In general I would expect that selection pressure for intelligence was significantly stronger in humans, but maybe for orcas it was happening over a lot longer time window, so the result for orcas could still be more impressive.
From what I observed about orca behavior I'd perhaps say a lower bound of their intelligence might roughly be like human 15 year olds or so. So up to that level of intelligence there seem to be benefits that allow orcas to use more sophisticated hunting techniques.
But would it be useful for orcas to be significantly smarter than humans? My prior intuition would've been that probably not very much.
But I think observing the impressive orca brains mostly screens this off: I wouldn't have expected orcas to evolve to be that smart, and I similarly strongly wouldn't have expected them to have that impressive brains, and seeing their brains updates me that there had to be some selection pressure to produce that.
But the selection pressure for intelligence wouldn't have needed to be that strong compared to humans for making the added intelligence worth the metabolic cost, because orcas are large and their neurons make up a much smaller share of their overall metabolic consumption. (EDIT: Actually (during some (long?) period of orca history) selection pressure for intelligence also would've needed to be stronger than selection pressure for other traits (e.g. making muscles more efficient or whatever).)
And that there is selection pressure is not totally implausible in hindsight:
- Orcas hunt very collaboratively, and maybe there are added benefits from coordinating their attacks better. (Btw, orcas live in matrilines, and I'd guess that from an evolutionary perspective the key thing to look at is how well a matriline performs, not individuals, but not sure. So there would be high selection for within-matriline cooperation (and perhaps communication!).)
- Some/(many?) Orca sub-species prey on other smart animals like dolphins or whales, and maybe orcas needed to be significantly smarter to be able to outwit the defensive mechanisms they learn to adapt.
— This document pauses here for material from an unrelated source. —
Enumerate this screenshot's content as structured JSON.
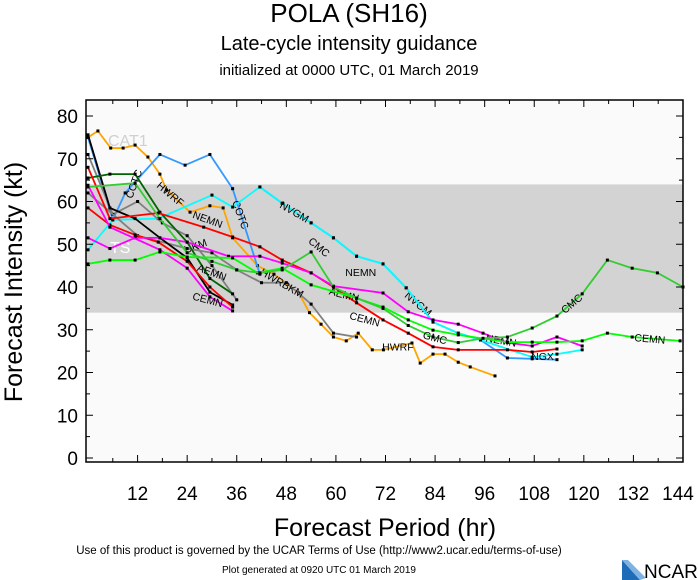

But overall I know way too little about orca hunting techniques to be able to evaluate those.
ADDED 2024-11-29:
To my current (not at all very confident) knowledge, orcas split of from other still alive dolphin species 5-10million years ago (so sorta similar to humans - maybe slightly longer for orcas). So selection pressure must've been relatively strong I guess.
Btw, bottlenose dolphins (which have iirc 12.5 billion cortical neurons) are to orcas sorta like chimps are to humans. One could look how smart bottlenose dolphins are compared to chimps.
(There are other dolphin species (like pilot whales) which are probably smarter than bottlenose dolphins, but those aren't studied more than orcas, whereas bottlenose dolphins are.)
- ^
I mean group selection that could potentially be on a level of species where species go extinct. Please lmk if that's actually called differently.
thanks. Can you say more about why?
I mean runaway sexual selection is basically H1, which I updated to being less plausible. See my answer here. (You could comment there why you think my update might be wrong or so.)